Gogoi vows stern action against ULFA
The Assam CM says this after the rebels gunned down six Hindi-speaking in two eastern Assam districts, reports Rahul Karmakar.
Assam Chief Minister Tarun Gogoi has vowed "strong and stern" military crackdown against the outlawed ULFA a day after the rebels gunned down six Hindi-speaking in two eastern Assam districts. He has also threatened action against pro-ULFA groups accused of fomenting sectarian violence.
The ULFA had on Tuesday night gunned down five migrant workers and a grocer—all Hindi-speaking—in Belbari and Borhat villages of Dibrugarh and the adjoining Sivasagar districts respectively. It was a re-run of ULFA violence against Hindi speakers in January that saw over 60 migrant workers from northern and central India being slaughtered.
Appealing to the people to exercise restraint, Gogoi said his government was committed to protecting the lives of all communities, particularly the Hindi-speaking, and defeat the militants' divisive design. "It is now clear that the ULFA is not interested in peace and is being guided by forces inimical to India," he said, admitting the government's inability to check extortion by the outfit.
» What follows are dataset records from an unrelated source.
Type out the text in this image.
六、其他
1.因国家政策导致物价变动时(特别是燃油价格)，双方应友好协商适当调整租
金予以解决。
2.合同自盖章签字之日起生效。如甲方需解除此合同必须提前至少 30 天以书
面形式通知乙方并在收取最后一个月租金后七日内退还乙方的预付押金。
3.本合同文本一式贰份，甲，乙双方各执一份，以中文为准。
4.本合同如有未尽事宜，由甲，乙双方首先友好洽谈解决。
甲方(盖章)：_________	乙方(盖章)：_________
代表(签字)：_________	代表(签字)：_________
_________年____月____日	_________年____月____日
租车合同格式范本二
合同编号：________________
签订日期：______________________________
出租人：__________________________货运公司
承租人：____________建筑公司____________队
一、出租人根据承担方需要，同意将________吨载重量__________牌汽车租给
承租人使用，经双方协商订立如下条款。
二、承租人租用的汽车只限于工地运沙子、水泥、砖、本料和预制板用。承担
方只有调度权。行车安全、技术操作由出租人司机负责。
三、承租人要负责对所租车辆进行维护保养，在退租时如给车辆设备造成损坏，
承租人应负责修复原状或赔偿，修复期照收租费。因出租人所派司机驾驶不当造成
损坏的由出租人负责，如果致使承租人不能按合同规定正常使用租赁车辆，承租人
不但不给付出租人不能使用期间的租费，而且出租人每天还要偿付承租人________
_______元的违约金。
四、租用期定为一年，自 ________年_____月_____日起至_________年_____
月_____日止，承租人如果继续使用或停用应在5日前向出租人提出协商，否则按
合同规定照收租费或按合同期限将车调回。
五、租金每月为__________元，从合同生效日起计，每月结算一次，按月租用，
The chief minister also came down heavily on the Peoples Committee for Peace Initiatives in Assam (PCPIA), a pro-ULFA group accused of instigating communal clashes between indigenous groups and tea plantation workers in eastern Assam's Tinsukia district earlier this week. The clashes apparently provided ULFA the excuse to renew its violence against Hindi-speaking people, who it views as representatives of colonial India.
Tuesday night's killings followed hours after Jiten Dutta, "commanding officer" of the ULFA's dreaded 28th battalion, threatened to exact revenge for every drop of 'indigenous blood' spilt. Dutta was referring to the clashes between locals and tea plantation workers at Doomdooma that left eight persons dead last Sunday and Monday.
The primary cause of the clashes was a weeklong blockade of NH37 at Doomdooma by PCPIA-backed protestors demanding justice vis-à-vis the killing of Budheswar Moran in a fake encounter by the Army. The blockade had cut off supplies to areas further east in Assam and in adjoining Arunachal Pradesh. The tea garden labourers attacked the blockade agitators apparently out of hunger.
Meanwhile, the Assam government has sought additional companies of Central paramilitary forces to maintain law and order in the state. Officials indicated the ULFA had taken advantage of a "security void" created after 40 companies of paramilitary forces were shifted to Uttar Pradesh for Assembly elections there.